Today I am sharing with you guys a very special interview, done with a writing duo, Tiffany AND Robert, a married couple who write under the pen name Tiffany Roberts.
I have made the covers for 3 of their books so far, and am currently making the third of Isle of The Forgotten, a Fantasy Romance trilogy. I share them here as well with you.

Make Me Burn
Let’s begin with the beginning. Who is Tiffany Roberts and how did the writing of Make Me Burn (Isle of The Forgotten 1) take place?
Tiffany: Well, I’m Tiffany.
Robert: And I’m Robert.
Tiffany: We didn’t want a pseudonym, but we knew in the romance community, female authors are more likely to be read as the majority of readers are female. We also wanted a way to incorporate both of us as authors because we are a team. So we decided to take both of our first names and put them together.
Robert: This really is a team effort, and it falls apart if either of us is absent. Using our first names to create the pseudonym gave it more meaning to us. We can look at one of our books and know that we are both represented in the name on the cover. We complement each other and balance out our individual weaknesses rather well in our mutual writing, and the end product is always something unique that couldn’t have been produced by either of us alone.
For Make Me Burn, we had actually roleplayed out the whole thing in text back in 2012, which left us with a very rough rough draft.
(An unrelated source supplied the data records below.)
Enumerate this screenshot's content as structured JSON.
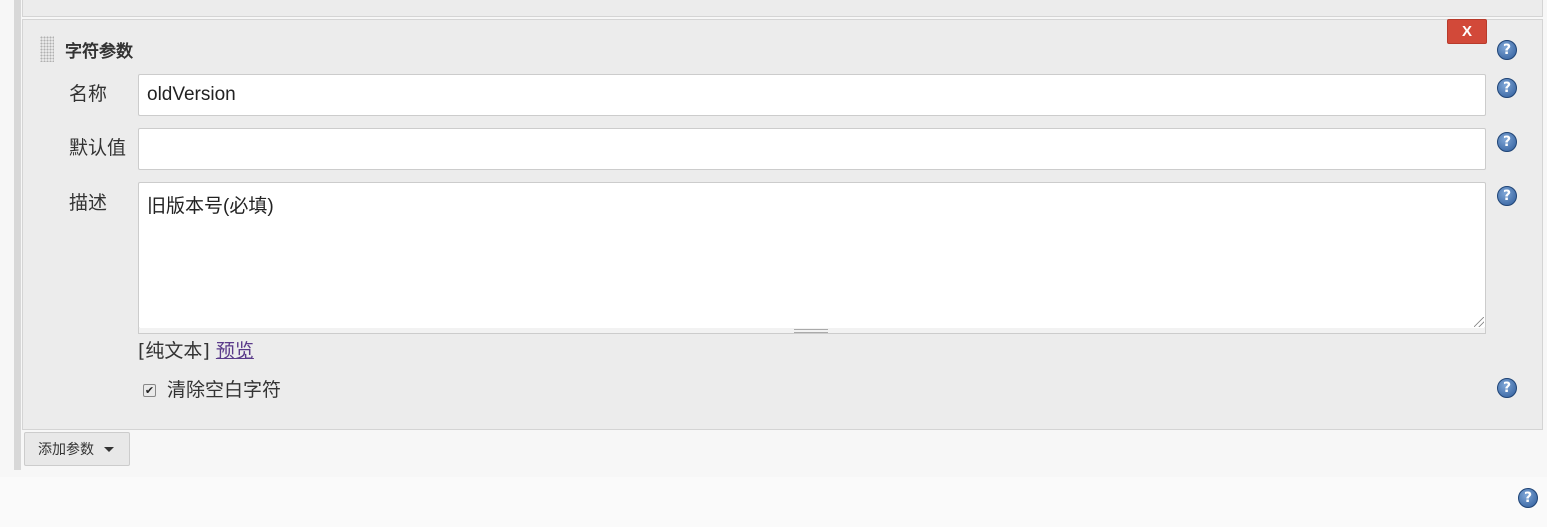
{
  "param": {
    "title": "字符参数",
    "delete_label": "X",
    "fields": [
      {
        "label": "名称",
        "value": "oldVersion",
        "placeholder": ""
      },
      {
        "label": "默认值",
        "value": "",
        "placeholder": ""
      }
    ],
    "description": {
      "label": "描述",
      "value": "旧版本号(必填)"
    },
    "markup": {
      "plain_text": "[纯文本]",
      "preview": "预览"
    },
    "trim": {
      "label": "清除空白字符",
      "checked": true
    }
  },
  "add_param_label": "添加参数",
  "icons": {
    "help": "help-icon",
    "grip": "drag-handle-icon",
    "caret": "caret-down-icon"
  },
  "colors": {
    "delete_bg": "#d24939",
    "help_bg": "#2d5b9a",
    "link": "#5a3a8a"
  }
}
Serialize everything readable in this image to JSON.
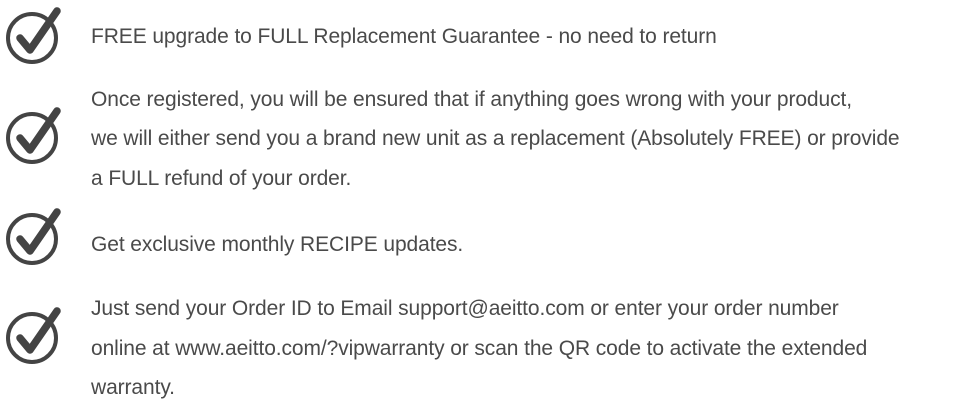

Tiffany: It wasn’t until 2015, after we wrote Ice Bound, that we decided to take on a larger project. As we went through our various logs, we settled on Morthanion and Aria.
Robert: We printed the logs, wrote up an outline, and started writing. It took about two months to write the first draft, and we went through about three rounds of revisions as we waited to get it off to our editor, Lora Gasway. A lot of the process, actually, was waiting. We don’t have that luxury anymore, now that we’re creating stricter deadlines for ourselves…
What’s your writing process like? Do you write every day?
Tiffany: We have kids, so there is no way writing is getting done during the daylight hours, when everything is loud and chaotic. Far too many disturbances. However, as soon as their little heads hit their pillows, I start cracking the whip. Rob would call me a slave driver, and it’s true. Without my drive, nothing would get done. I make sure we write every night when possible.
Robert: Tiffany really is the driving force behind anything getting done. One of my weaknesses as a writer is lack of motivation, so she props that up rather well. Once we get going, however, it’s a full-blown team effort. We keep two keyboards hooked up to one computer so we can directly work together (our floor didn’t like chairs rolling back and forth constantly), and even though it’s usually just one of us as the main writer of any given scene, the other is always heavily involved with suggestions, comments, and help when things get difficult. We can flow rather seamlessly, jumping in when necessary and adding things the other wouldn’t necessarily think about.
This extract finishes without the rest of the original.